I rather like learning about things like this. The good Ben Rogers has lots more. He can tell you how English meat was cooked, boiled or roasted in contrast with the French frying, braising and stewing. He describes how the food of the French court and the English yeomen and others increasingly diverged. He explains the various ways English beef was spit-roasted in large lumps: I was especially entranced by the section on dogwheel spits: A certain dog in kitchen service [is] excellent. For when any meat is roasted they go into a wheel, which they turning about with the weight of their bodies so diligently look to their business that no drudge or scullion can do the feat more cunningly.

I am looking at our younger cat, Bomber Harris, who's been a bit lively lately, with a new interest.

The English, we learn, spurned French stock-based sauce reductions with their beef and preferred strong mustard or horseradish. They also liked various puddings with it and drank ale, beer or cider, not wine. The divergence of French and English cooking helped in the process by which beef and beef-eating became symbols of Englishness and images emerged of the English as solid, simple, manly and traditional with the French vilified as foppish, mincing, lisping and effeminate. The English patriot, like his food, is simple and natural. Stage characters appeared such as Jack Roastbeef. Patriotic clubs such as the Sublime Society of Beefsteaks were formed and the spirit of them is found in, for instance, Hogarth. Rogers is fascinating too on the origins of the meat-eating, stubborn, bull-baiting Bulldog as a national symbol and of John Bull himself.

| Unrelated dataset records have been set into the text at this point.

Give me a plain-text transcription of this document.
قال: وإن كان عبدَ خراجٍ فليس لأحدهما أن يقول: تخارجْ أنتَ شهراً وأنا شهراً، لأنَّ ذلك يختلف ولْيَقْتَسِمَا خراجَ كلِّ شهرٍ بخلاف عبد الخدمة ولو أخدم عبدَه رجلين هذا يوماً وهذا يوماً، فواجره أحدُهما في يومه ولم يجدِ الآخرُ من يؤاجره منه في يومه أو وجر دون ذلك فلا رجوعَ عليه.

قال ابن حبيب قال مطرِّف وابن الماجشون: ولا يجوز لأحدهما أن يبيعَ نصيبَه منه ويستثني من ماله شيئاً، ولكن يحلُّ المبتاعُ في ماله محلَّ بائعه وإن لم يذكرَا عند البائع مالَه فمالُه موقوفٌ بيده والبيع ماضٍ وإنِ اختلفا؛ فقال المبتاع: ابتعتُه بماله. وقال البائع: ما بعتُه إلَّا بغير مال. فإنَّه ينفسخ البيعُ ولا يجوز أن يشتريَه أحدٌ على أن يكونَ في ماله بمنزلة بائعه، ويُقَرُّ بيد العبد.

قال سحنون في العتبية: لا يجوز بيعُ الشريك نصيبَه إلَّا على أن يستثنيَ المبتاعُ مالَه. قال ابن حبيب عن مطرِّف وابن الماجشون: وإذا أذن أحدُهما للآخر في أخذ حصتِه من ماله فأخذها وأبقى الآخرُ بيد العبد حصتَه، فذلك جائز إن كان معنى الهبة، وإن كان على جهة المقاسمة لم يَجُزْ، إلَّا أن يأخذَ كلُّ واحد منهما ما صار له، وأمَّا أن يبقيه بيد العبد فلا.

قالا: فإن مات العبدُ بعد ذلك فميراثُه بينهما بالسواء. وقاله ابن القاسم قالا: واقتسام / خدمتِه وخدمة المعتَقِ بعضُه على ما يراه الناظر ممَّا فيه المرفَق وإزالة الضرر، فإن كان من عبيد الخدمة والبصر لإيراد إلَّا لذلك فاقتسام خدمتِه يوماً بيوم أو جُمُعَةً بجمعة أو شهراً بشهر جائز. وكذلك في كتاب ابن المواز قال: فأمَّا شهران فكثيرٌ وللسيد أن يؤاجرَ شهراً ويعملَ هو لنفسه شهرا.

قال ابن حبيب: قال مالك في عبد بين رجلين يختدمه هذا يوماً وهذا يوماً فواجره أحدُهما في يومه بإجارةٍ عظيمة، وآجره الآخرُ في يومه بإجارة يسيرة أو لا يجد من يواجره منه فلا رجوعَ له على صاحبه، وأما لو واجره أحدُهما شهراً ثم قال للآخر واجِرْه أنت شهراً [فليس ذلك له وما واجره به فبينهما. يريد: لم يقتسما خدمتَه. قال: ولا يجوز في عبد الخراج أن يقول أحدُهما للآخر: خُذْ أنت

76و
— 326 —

So far so good. The author has a mass of stories and incidents to recount and a general point to make about how food in particular can become a symbol of a nation. But there is another Mr Rogers who is far more ambitious. He is not content with telling stories but is, according to his publisher, a 'brilliant, young thinker' with a 'pioneering study in a new subject — food nationalism'. The other Rogers elbows his way in between the anecdotes with profundities such as, 'All cultural identity is closely bound up with food.' All? And what about that escape word 'closely'? In short the other Mr Rogers is a theoretician. His idea, fair enough as a vague and general point does not stand up as a theory. He looks for the instances of patriotism which exhibit food as a symbol but does not consider the many which do not. Look at all

those patriotic adventure novels by Rider Haggard, Baroness Orczy, Forester, Sabatini, Henty: lots about Englishmen and foreigners, even Frogs, but hardly anything about beef and bulldogs. Consider the pastoral, countryside. Elgarish sort of Englishness; nothing there either. Where is horseradish in The Dambusters or

Biggles? Or what about that Englishness famous for reticence and understatement? They are hardly the hallmarks of John Bull. In short he can't specify when the association holds and why.

Most food writing is highly formulaic, centring around recipes. What is needed are new books discussing food in a more intelligent, thoughtful and amusing way. But to get thoughtfulness you don't have to import 'thinkers', let alone ones pioneering new food theories. Fortunately, the first and most welcome Mr Rogers writes most of the lines in this book, and his other self, when he does barge in, can easily be ignored. English beef-eaters know exactly what to do with food theorists.